A. A faster grep where some people find the defaults in the interface more usable, with some potentially interesting additional features.

What a lot of words wasted to get to that Q & A. Please feel free to improve it while maintaining that length. Signal to noise.


Bud, this was the extent of your exchange that was apparently "too subtle" for all us dumbfucks to understand:

    >>> So it's grep like i already have installed and know its quirks?
    >> yeah but with less quirks and runs much faster. worth trying out
    > Uses regexes = has quirks.
So you start off with a passive aggressive nose snubbing. Someone comes in and spends exactly as much time on you as you deserve, and describes ripgrep in their own words by saying it has "less quirks." And indeed, a lot of people experience that precisely because ripgrep uses heuristics to reduce false positives in search results. Many folks experience that as "less quirks." You might not and many others might not, but that ain't their problem.

Then you respond with "uses regex = has quirks," as if the parent said "ripgrep has no quirks." Well, no shit sherlock, any grep is going to have regex support and any grep is going to have the quirks that come with regexes. That doesn't mean what the parent poster said was incorrect and it certainly doesn't mean the parent poster implied ripgrep had zero quirks. Your comment was a refutation of a silly straw man.

Real subtle, I know.

> Readme was not linked here. I looked and didn't find it in the parent link. Feel free to abuse my competence or, you know, link it in the discussion? Actually I'll do it.

If this was a link to a blog post about ripgrep or a release announcement or something of that sort, yeah, absolutely, the author should have given ripgrep at least a short introduction and a link to the README. But this is just a link pointing out a typo-squatted crate meant to improve failure modes. It's a "hey here's something interesting." It isn't even interesting just because of ripgrep, it's interesting because some person cared enough to try and improve failure modes and prevent someone from installing the wrong thing. If you want to know what ripgrep is from there, it's on you to go figure it out. It isn't on your fellow HN commenters. They explained what it was in their own words and you didn't like it.

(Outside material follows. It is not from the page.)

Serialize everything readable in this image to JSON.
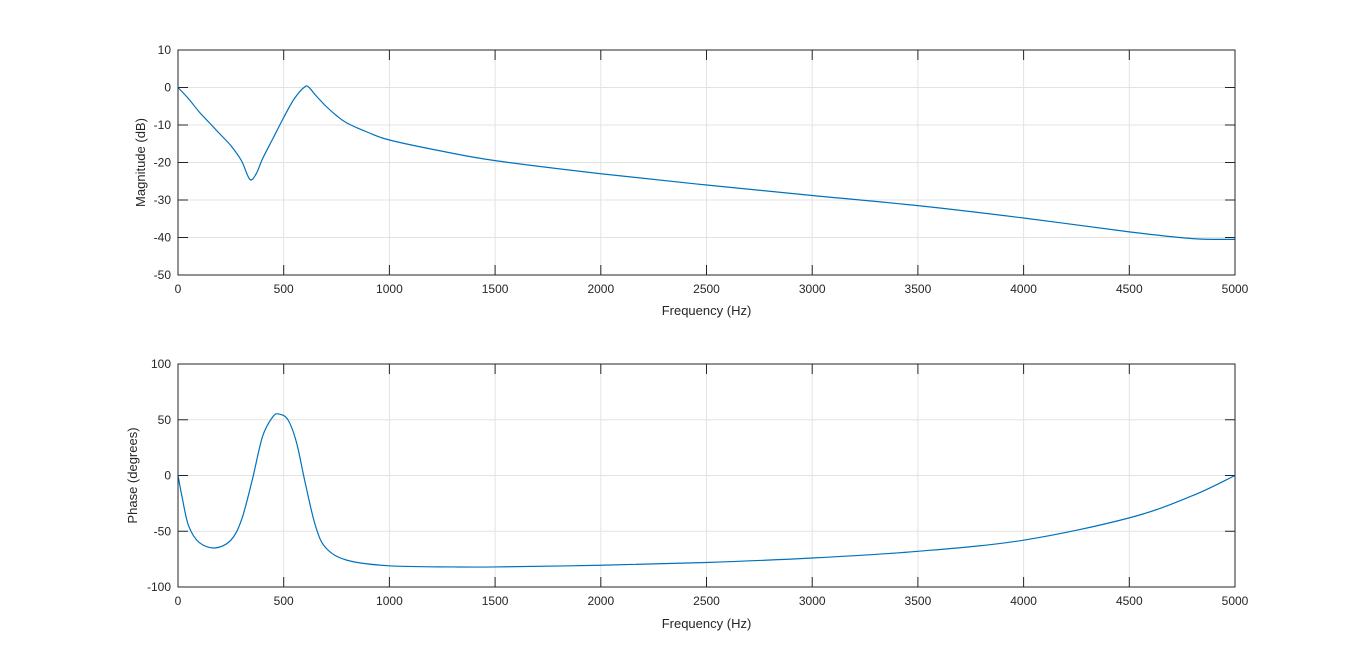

And now you've spent who knows how much time here whinging about "herp derp hype and but but but signal-to-noise" when it would have taken you less than 5 seconds to Google the damn word and click on the first result.

> A faster grep where some people find the defaults in the interface more usable, with some potentially interesting additional features.

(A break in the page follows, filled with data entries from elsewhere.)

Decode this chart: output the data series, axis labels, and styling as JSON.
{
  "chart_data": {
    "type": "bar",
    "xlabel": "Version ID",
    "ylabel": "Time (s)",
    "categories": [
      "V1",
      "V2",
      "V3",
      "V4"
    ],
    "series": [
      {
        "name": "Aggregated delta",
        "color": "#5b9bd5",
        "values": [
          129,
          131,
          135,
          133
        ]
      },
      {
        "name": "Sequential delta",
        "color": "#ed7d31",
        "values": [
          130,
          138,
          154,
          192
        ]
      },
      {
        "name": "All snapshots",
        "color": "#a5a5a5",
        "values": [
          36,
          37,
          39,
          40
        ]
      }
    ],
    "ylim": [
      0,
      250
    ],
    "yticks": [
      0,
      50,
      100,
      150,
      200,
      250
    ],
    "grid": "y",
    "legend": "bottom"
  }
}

LOL. This is a terrible description. ripgrep's official description is shorter and far more useful, because it gives you an idea of what it's actually doing, instead of just vaguely talking about it:

> ripgrep recursively searches directories for a regex pattern while respecting your gitignore

Bottom line is:

* You made silly snobbish comments.

* The rest of your whinging could have been mitigated by a 5 second Google search. Yes, normally, for things like release announcements[1], I include a short blurb about what ripgrep is. But this wasn't a release announcement. You want the official answer? Then go look for it. You want the (possibly described in terms of their own experience) opinion of your HN peers? Well, that's what you got. Live with it.

[1]: https://github.com/BurntSushi/ripgrep/releases/tag/13.0.0


> ripgrep recursively searches directories for a regex pattern while respecting your gitignore

so (i) grep with the -r flag by default and (ii) has the feature of reading your .gitignore when present which is potentially interesting. But yours is still a better answer than "searches for stuff" and the many other answers here where nodobdy was saying /why/ they liked it. The tenor of that conversation on this site was the objection and remains so.

You seem to be taking this very personally and indulging in a bit of flaming of a kind @dang doesn't care for. I don't mind though. Yet again I say good luck to you.